2026年1月15日木曜日

1037 番組、ねるとん紅鯨団

 

タケシの番組でロケを担当させたMカメラマンを、ねるとんに起用、ロケの経験が豊富で、他のカメラマンとの連携がスムーズに行ったのである。

勿論オールロケで、これ程充実した内容の番組が出来る、という事で、業界では予想以上の評価を得る事になったのである。

労使問題で青息吐息だった会社が、誰もが目を疑う活況ぶりだ。

当然、業界では注目され、後にフジテレビ100%子会社と成って行く。

アナウンサーの早稲田出身、露木氏はじめ、東大、慶応出身者が周りにゴロゴロいるが、ひかるは益々異彩を発揮していく。

威張る事なく、腰が低い、テレビの命は番組だ!、と茶の間を意識。

人間として生まれ、一番愚かな事、一番の不幸は、せっかく親から貰った知恵を、使う事なく、墓場へ持っていく事だ!

とひかるの口癖は響き渡っていた。

当時、テレビ局はカラー放送、ネット局充実へと殆んどの資金、人材が当てられ、番組の内容がスタジオ中心で、マンネリ化している事に気が付く人はいなかった。

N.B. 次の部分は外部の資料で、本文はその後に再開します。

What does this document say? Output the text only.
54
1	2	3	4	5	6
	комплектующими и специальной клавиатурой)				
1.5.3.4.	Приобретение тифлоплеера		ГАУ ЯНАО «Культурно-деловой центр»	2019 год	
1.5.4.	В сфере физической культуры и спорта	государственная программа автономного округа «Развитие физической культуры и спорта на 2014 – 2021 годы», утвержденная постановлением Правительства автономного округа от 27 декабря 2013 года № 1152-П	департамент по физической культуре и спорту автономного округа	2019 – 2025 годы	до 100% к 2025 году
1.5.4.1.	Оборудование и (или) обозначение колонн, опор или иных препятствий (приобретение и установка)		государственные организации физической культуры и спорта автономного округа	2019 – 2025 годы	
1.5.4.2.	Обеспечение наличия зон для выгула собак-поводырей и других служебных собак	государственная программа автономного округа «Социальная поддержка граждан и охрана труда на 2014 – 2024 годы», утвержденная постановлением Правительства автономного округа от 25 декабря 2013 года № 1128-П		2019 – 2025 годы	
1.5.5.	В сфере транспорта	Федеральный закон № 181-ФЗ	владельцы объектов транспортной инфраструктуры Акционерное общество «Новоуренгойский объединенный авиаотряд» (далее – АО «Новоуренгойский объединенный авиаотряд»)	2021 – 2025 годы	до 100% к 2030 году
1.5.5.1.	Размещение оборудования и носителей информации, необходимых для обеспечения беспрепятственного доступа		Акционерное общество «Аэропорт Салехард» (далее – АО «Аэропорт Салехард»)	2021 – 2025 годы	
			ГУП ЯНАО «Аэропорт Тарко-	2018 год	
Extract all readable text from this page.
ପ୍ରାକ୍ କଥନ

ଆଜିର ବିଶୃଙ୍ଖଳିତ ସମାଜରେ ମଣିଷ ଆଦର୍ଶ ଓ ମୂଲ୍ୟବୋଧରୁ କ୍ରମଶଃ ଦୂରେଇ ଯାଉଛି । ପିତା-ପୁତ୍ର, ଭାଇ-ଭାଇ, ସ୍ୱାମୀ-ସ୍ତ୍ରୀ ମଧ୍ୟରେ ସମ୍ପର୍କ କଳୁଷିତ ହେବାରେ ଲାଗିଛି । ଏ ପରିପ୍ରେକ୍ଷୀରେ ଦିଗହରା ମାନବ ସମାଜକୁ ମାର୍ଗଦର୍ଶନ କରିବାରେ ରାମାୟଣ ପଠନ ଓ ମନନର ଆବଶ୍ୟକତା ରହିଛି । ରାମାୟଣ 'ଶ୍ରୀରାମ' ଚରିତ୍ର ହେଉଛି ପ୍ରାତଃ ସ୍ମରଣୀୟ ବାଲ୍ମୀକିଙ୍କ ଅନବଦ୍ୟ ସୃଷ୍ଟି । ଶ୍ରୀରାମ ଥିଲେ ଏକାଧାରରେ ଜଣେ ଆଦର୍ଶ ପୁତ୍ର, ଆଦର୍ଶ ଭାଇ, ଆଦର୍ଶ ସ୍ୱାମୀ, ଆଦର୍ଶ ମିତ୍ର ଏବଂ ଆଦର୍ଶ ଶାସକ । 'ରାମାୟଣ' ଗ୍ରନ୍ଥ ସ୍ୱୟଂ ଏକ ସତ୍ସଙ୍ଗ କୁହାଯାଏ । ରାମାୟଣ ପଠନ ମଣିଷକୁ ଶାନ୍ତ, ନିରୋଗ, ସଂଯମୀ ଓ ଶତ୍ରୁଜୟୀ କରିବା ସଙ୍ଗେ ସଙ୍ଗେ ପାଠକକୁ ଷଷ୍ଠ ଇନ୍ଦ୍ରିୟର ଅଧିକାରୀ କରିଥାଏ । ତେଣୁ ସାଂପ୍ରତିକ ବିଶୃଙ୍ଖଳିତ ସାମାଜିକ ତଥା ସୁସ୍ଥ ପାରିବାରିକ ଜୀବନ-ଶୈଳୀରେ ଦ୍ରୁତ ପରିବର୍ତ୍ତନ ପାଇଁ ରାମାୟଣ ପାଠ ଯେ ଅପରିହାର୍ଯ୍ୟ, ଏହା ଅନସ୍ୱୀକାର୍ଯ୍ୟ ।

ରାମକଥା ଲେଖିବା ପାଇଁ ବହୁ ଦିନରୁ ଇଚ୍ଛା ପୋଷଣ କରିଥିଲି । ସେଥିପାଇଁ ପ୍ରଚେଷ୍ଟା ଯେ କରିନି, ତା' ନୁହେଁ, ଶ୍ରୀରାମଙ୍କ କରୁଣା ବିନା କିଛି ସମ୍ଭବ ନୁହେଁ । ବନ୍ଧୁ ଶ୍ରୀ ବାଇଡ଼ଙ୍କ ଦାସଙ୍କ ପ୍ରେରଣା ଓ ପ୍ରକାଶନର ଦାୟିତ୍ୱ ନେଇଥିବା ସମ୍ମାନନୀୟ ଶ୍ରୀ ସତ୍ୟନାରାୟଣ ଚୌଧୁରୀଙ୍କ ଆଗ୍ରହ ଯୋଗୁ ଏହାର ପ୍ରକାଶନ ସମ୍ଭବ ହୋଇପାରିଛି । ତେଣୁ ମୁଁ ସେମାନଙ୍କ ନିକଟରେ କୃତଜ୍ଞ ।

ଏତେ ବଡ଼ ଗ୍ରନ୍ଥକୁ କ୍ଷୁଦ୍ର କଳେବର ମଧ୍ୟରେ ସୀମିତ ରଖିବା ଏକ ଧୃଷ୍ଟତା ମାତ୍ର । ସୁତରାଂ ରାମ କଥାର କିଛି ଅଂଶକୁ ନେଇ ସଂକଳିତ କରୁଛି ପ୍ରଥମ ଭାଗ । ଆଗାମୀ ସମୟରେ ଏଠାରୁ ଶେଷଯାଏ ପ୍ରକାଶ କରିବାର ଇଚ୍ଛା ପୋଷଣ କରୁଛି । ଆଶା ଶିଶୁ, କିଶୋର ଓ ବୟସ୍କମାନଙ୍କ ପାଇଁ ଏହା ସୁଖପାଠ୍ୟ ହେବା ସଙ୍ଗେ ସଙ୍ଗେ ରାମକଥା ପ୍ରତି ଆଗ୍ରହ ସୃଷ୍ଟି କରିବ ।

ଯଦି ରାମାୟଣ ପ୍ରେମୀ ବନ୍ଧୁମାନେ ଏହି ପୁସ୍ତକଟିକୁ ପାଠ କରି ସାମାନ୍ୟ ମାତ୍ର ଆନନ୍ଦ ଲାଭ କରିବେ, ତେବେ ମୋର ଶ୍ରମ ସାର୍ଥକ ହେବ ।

ひかるにとって、テレビは単なるテレビでなく、何時までも魔法の箱であって欲しい。

テレビには、団欒があり、子供達はテレビで育ち、教育にまで影響しかねない。

新しい知識を得る場でもあり、遥か彼方の山や川、望遠鏡ですら見えない風景や景色がある。

行った事もない、国や場所で営まれる人々の生活も垣間見られる。

ふるさとがあり、夢があったり、人々は生涯、どれくらいテレビと対面するのだろうか・・

子供の頃見た、魔法の箱、テレビは未来永劫、魔法の箱だ。

テレビの、命は番組です。

知性、感性、人間性にあふれる番組を作り、感動、興奮を、お茶の間へ届けよう。

そして、テレビに恋した男が贈る言葉。